Start-up Profile: Pristine Is Bringing Google Glass to the Hospital

Patients’ lives could be saved by streaming video to specialists

3 min read

Surgeon viewing Pristine software
Head’s Up, Doc: Pristine’s software lets surgeons stream video to students while wearing Google Glass headsets in the operating room.
Photo: Cindy Yamanaka/The Orange County Register/Corbis

The phrase “the doctor will see you now” may soon mean something new. Pristine, a start-up out of Austin, Texas, has developed a telemedicine app for Google Glass that will let hospital staff send real-time audio and video to specialists, wherever they may be.

Pristine cofounder Kyle Samani was working for a health-care IT company in early 2013 when Google announced the launch of Glass, which packs many of the functions of a smartphone into a sleek head-mounted device. He immediately saw Glass’s potential for hospitals. “A hands-free computer in health care makes a lot of sense,” Samani says. Doctors wouldn’t have to worry about picking up bacteria by handling a tablet or typing on a keyboard, he says, and they could interact with their patients without turning away to enter data. “As soon as Google announced Glass, I started working on this,” Samani says.

Samani and his cofounder, Patrick Kolencherry, got their hands on one of the early units that Google doled out to selected “explorers” for US $1,500 apiece. Then they set out to harness Glass’s capabilities—but also to strip it of functions that jeopardized patient privacy. Pristine’s modified Glass headset can’t store audio or video, but instead streams them live through encrypted channels to a remote server, allowing a medical specialist to view them using any computer. The founders also took away e-mail, phone, and text capabilities to make sure patient information couldn’t be sent to people outside the system.

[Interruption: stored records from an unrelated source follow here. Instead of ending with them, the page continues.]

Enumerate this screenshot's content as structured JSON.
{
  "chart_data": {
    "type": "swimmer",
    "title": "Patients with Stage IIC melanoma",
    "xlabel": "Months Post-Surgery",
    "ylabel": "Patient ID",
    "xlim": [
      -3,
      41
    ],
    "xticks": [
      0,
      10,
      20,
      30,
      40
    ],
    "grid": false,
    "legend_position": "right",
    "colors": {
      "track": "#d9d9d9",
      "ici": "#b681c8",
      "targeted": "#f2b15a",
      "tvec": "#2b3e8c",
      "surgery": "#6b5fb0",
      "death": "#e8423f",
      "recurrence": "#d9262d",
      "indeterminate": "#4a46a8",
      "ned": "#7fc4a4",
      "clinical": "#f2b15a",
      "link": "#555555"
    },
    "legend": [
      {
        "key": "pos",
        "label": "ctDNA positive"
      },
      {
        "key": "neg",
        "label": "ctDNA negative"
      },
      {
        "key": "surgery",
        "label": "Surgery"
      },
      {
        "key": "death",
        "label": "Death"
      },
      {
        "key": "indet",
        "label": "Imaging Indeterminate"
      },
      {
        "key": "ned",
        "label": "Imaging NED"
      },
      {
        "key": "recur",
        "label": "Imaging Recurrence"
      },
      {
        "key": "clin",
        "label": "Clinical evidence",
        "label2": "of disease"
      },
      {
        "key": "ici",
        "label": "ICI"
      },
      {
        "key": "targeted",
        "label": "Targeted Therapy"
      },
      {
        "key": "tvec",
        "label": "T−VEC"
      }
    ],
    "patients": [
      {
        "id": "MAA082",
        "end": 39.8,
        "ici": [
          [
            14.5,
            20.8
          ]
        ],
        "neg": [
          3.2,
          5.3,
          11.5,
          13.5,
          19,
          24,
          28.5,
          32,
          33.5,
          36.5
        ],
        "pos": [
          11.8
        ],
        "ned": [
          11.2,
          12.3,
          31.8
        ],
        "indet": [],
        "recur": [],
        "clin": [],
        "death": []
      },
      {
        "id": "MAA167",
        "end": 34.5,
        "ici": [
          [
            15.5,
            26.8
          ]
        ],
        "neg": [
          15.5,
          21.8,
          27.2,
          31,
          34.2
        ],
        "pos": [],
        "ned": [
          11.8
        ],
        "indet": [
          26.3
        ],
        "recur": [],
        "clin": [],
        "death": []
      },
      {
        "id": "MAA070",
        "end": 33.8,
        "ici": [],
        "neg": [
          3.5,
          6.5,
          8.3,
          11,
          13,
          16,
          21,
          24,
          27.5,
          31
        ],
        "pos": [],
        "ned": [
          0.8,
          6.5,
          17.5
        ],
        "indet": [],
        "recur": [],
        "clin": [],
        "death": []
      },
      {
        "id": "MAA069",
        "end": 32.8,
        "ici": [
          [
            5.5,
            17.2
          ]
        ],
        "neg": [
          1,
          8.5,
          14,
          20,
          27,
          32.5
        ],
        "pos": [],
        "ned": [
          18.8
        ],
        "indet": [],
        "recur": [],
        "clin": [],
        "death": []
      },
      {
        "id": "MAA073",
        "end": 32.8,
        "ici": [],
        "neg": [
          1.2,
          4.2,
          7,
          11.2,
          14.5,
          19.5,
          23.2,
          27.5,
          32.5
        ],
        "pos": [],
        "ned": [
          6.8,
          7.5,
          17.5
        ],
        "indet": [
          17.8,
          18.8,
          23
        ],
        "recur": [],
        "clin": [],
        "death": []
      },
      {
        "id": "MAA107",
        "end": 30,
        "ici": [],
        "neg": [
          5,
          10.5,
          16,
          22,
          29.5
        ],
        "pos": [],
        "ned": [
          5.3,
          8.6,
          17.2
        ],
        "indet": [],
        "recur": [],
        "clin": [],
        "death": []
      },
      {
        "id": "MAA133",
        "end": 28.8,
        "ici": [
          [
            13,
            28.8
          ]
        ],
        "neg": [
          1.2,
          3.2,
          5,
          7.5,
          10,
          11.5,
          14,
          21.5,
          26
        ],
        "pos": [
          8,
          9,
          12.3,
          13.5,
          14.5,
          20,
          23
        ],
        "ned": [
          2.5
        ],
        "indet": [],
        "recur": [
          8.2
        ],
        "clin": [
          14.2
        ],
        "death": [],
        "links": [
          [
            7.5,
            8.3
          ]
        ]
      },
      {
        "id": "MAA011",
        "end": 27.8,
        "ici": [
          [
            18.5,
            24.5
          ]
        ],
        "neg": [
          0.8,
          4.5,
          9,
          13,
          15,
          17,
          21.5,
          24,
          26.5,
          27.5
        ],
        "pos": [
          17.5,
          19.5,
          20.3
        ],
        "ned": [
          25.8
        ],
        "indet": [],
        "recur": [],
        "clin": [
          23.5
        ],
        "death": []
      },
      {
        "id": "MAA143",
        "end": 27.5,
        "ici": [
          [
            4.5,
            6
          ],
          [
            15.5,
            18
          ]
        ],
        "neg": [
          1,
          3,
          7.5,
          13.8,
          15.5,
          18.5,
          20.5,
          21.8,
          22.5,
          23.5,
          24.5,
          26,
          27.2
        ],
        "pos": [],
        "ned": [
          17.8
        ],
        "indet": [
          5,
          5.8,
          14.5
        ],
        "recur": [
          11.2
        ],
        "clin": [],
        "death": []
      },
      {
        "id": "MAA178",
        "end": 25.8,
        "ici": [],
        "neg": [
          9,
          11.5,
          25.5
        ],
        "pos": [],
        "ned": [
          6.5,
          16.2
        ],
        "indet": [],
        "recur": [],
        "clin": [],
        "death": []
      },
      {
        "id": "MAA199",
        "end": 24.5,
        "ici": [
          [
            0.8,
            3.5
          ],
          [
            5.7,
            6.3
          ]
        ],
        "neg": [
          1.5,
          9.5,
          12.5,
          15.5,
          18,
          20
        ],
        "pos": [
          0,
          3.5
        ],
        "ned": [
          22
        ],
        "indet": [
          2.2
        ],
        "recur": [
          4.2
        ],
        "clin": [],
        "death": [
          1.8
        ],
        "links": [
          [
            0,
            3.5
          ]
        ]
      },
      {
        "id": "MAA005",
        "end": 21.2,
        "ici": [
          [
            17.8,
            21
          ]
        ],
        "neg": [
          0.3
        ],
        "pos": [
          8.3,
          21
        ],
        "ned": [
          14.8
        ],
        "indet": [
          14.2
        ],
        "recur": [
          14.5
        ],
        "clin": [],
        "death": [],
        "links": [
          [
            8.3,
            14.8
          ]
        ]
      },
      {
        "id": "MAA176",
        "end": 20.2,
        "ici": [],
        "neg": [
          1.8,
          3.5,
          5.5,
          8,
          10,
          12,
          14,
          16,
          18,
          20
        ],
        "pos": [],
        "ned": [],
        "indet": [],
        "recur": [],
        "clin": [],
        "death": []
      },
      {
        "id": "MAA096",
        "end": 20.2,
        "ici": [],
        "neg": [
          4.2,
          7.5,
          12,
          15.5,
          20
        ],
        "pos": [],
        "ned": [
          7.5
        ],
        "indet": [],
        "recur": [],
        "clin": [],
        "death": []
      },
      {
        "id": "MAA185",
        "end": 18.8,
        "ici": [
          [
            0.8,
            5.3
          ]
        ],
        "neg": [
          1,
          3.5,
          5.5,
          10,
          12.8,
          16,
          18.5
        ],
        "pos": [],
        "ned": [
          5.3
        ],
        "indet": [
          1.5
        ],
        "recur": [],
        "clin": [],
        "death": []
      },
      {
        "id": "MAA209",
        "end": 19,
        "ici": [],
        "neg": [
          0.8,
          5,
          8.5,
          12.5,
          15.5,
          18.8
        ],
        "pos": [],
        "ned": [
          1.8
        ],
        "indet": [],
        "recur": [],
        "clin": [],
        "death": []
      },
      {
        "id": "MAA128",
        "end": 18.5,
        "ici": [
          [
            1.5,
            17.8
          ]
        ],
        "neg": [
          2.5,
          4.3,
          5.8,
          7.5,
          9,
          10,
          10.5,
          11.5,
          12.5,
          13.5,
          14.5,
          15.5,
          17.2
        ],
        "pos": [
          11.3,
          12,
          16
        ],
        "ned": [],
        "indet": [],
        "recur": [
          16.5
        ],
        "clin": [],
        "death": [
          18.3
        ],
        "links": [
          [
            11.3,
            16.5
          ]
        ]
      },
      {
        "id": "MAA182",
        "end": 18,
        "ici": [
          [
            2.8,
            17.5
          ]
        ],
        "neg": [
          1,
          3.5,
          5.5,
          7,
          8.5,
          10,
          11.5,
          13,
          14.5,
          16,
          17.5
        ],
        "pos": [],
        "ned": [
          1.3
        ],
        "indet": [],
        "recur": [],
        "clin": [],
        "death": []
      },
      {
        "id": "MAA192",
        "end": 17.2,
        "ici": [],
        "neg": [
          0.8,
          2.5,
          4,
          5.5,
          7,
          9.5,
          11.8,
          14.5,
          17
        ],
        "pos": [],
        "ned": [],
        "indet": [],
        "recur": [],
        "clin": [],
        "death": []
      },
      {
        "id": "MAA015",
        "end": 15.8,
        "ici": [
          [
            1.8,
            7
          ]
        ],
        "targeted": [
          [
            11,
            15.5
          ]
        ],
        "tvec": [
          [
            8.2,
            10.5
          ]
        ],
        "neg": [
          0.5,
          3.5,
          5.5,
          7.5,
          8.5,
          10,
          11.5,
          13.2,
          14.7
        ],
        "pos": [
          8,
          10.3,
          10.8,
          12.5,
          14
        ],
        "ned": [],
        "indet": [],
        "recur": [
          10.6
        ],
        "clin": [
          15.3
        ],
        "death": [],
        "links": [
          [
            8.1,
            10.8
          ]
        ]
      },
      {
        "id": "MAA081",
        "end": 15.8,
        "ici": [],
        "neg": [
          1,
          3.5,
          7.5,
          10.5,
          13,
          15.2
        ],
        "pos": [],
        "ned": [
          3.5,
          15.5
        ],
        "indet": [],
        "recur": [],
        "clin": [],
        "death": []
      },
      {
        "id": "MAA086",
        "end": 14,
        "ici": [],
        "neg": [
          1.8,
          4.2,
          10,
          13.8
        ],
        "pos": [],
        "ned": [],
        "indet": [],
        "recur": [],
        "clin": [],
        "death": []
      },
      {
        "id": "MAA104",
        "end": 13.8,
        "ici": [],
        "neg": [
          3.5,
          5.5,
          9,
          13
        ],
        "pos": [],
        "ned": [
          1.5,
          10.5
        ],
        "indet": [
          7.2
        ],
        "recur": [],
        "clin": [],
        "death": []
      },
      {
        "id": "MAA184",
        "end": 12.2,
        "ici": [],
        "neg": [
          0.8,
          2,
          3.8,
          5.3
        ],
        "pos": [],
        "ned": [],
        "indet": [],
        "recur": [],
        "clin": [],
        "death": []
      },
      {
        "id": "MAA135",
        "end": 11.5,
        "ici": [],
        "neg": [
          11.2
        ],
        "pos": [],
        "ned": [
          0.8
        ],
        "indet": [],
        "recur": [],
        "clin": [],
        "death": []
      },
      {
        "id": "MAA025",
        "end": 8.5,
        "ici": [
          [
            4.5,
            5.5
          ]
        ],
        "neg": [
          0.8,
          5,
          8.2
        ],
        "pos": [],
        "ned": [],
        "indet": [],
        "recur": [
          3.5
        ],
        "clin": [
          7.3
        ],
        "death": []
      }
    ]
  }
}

According to Tony Danova, a BI Intelligence analyst who authored a report on Glass’s sales potential, Pristine is one of many companies trying to bring Glass into the workplace. While Google’s first concept video for Glass suggested that it would be a consumer device that people would use in their everyday lives, so far it’s actually enterprise apps that are showing the most promise, Danova says. “From a consumer standpoint, Glass still seems a little obtrusive and conspicuous,” he says.

In October 2013 Pristine signed up UC Irvine Medical Center as its first pilot customer. In operating rooms, Glass-wearing surgeons tried using Pristine’s EyeSight app to stream a first-person video to doctors in training. The app itself worked well, Samani says, but the immaturity of Google’s Glass hardware and software posed problems. “[Glass] is definitely still a beta product,” he says. “We didn’t realize how buggy it would be when we started.” Samani’s team also had to improve Wi-Fi coverage at the hospital to ensure smooth functioning.

Pristine

Founded: May 2013

Headquarters: Austin, Texas

Founders: Patrick Kolencherry and Kyle Samani

Funding: Undisclosed

Employees: 9

Website: https://pristine.io

Website: https://pristine.ioPristine began generating revenue in February 2014 when Rhode Island Hospital, in Providence, adopted its system for a tryout in the emergency room. Paul Porter, director of special projects and telemedicine at Brown University and manager of the tryout, says he is eager to use Glass to facilitate consultations with specialists. “We’re not looking to apply this tech everywhere,” he says. “We’re looking to put that crucial person in the room at the crucial time.” In the hospital’s first trial, ER patients with dermatology complaints will have the option of being examined by Glass-wearing doctors, who will transmit everything they see to an off-site dermatologist.

If the system proves useful, Porter can imagine using it for much more critical areas of care, such as emergency treatment of stroke patients: Stroke medications are most effective if given immediately, and doctors lose valuable time in the ER as patients are registered and drugs are prepared. If the paramedics in the ambulance are wearing Glass and can start the intake while still on the road, they can save time and possibly lives. “I think this will be the standard of care,” Porter says. “I think we’re going to change emergency medicine.”